Therapy Helps Patients with BPD Learn New Habits

One of the key struggles for a person with borderline personality disorder (BPD) is forming and maintaining good relationships. At the core of this struggle is the person’s overpowering fear of being abandoned. That anxiety leads to out-of-bounds behaviors that make stable, healthy relationships a challenge. And with every collapsing human connection, the person’s anxiety deepens. For the person with BPD, security is a driving force. They crave predictability and stability above all. When anything interrupts established schedules and routines the person is likely to respond in ways completely disproportionate to the situation. For instance, if a spouse or partner who is normally prompt arrives a few minutes late, the person with BPD may already be battling feelings of anxiousness and abandonment.

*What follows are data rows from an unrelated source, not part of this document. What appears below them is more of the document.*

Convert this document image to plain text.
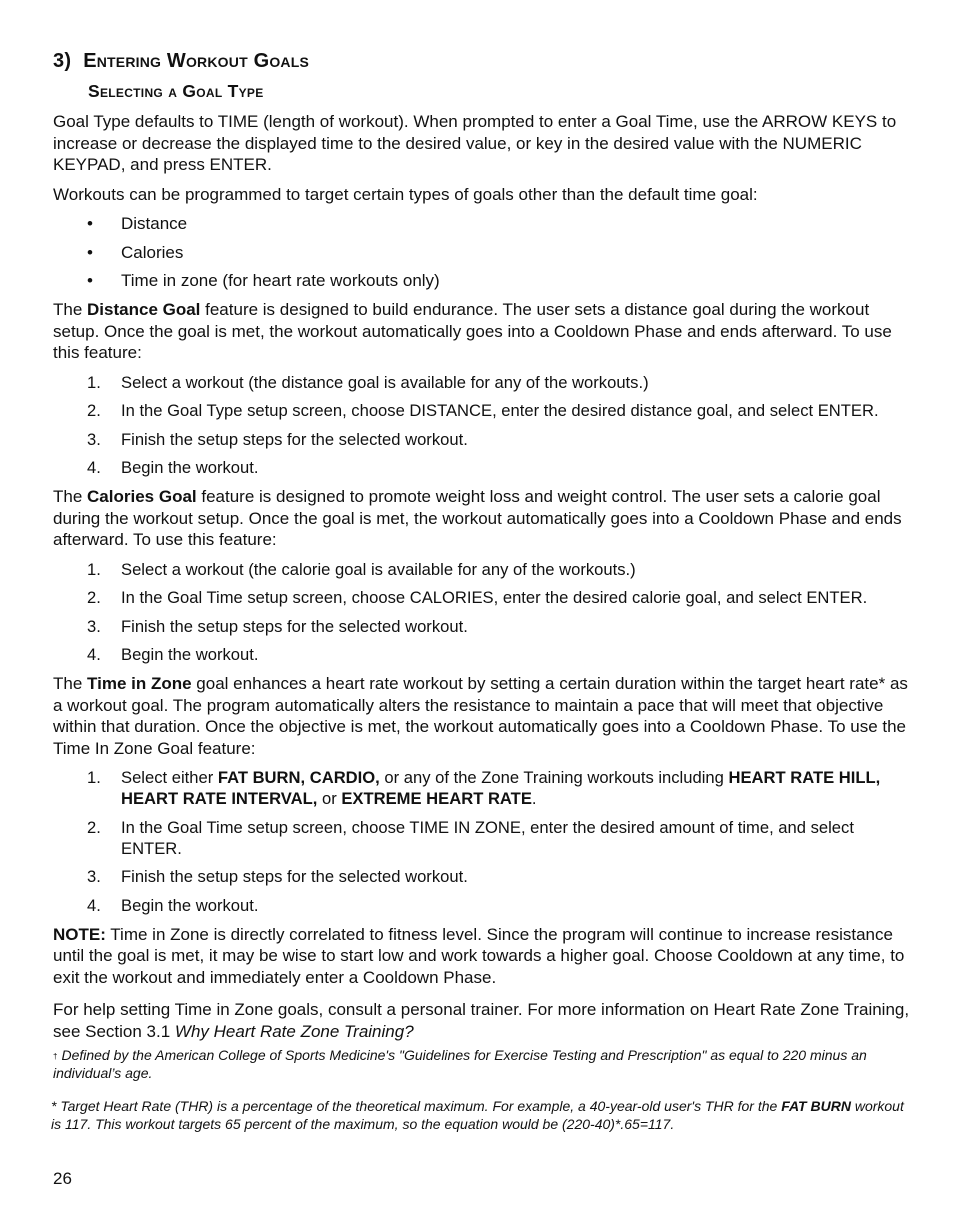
3) Entering Workout Goals
Selecting a Goal Type

Goal Type defaults to TIME (length of workout). When prompted to enter a Goal Time, use the ARROW KEYS to increase or decrease the displayed time to the desired value, or key in the desired value with the NUMERIC KEYPAD, and press ENTER.

Workouts can be programmed to target certain types of goals other than the default time goal:

• Distance
• Calories
• Time in zone (for heart rate workouts only)

The Distance Goal feature is designed to build endurance. The user sets a distance goal during the workout setup. Once the goal is met, the workout automatically goes into a Cooldown Phase and ends afterward. To use this feature:

1. Select a workout (the distance goal is available for any of the workouts.)
2. In the Goal Type setup screen, choose DISTANCE, enter the desired distance goal, and select ENTER.
3. Finish the setup steps for the selected workout.
4. Begin the workout.

The Calories Goal feature is designed to promote weight loss and weight control. The user sets a calorie goal during the workout setup. Once the goal is met, the workout automatically goes into a Cooldown Phase and ends afterward. To use this feature:

1. Select a workout (the calorie goal is available for any of the workouts.)
2. In the Goal Time setup screen, choose CALORIES, enter the desired calorie goal, and select ENTER.
3. Finish the setup steps for the selected workout.
4. Begin the workout.

The Time in Zone goal enhances a heart rate workout by setting a certain duration within the target heart rate* as a workout goal. The program automatically alters the resistance to maintain a pace that will meet that objective within that duration. Once the objective is met, the workout automatically goes into a Cooldown Phase. To use the Time In Zone Goal feature:

1. Select either FAT BURN, CARDIO, or any of the Zone Training workouts including HEART RATE HILL, HEART RATE INTERVAL, or EXTREME HEART RATE.
2. In the Goal Time setup screen, choose TIME IN ZONE, enter the desired amount of time, and select ENTER.
3. Finish the setup steps for the selected workout.
4. Begin the workout.

NOTE: Time in Zone is directly correlated to fitness level. Since the program will continue to increase resistance until the goal is met, it may be wise to start low and work towards a higher goal. Choose Cooldown at any time, to exit the workout and immediately enter a Cooldown Phase.

For help setting Time in Zone goals, consult a personal trainer. For more information on Heart Rate Zone Training, see Section 3.1 Why Heart Rate Zone Training?

† Defined by the American College of Sports Medicine's "Guidelines for Exercise Testing and Prescription" as equal to 220 minus an individual’s age.

* Target Heart Rate (THR) is a percentage of the theoretical maximum. For example, a 40-year-old user's THR for the FAT BURN workout is 117. This workout targets 65 percent of the maximum, so the equation would be (220-40)*.65=117.

26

Those intense feelings of fear are often expressed in anger, accusations or obvious rudeness. This punishing behavior is really an attempt to regain control. Sometimes the manipulative behavior may be as overt as crying or making threats. Other times the manipulation is less obvious – trying to trap the other person in conversation, for example.

Manipulation Used to Gain Stability

The person with BPD may not even be consciously aware that they are being manipulative. They may have learned over time how to re-establish their own predictable comfort zone by pressuring others to behave in ways that suit them. Eventually, a habit of manipulation forms. As with all habits, they are unconscious acts until someone or something outside of themselves reveals them for what they are.

The individual with BPD has a gaping hole where their self-identity should reside. They do not feel complete or valuable. They need another person to give them a sense of identity. This is why having the other person move away is so fear-inducing. The sense of self is threatened any time the other person is found pulling away. Only holding that person near can keep the individual’s self-worth intact.

Unlearning Old Habits

Since manipulations are learned behaviors, they can also be unlearned. Unlearning habits is hard, slow work, but it can be done. This is good news for the individual with BPD. Dialectic Behavioral Therapy helps a person do that very thing – unlearn poor habits.

The therapy teaches individuals to calm their own thoughts and manage their own feelings. It teaches them improved communications skills so that manipulation is no longer needed. The treatment also provides skills for handling crisis moments in a more helpful way.

The extreme reactions of BPD sufferers stem from extreme fear, and developing a better understanding of this fear is a key step in therapy. The next step is to learn to control themselves without attempting to control other people and circumstances. The happy news is that new and healthier habits can be formed.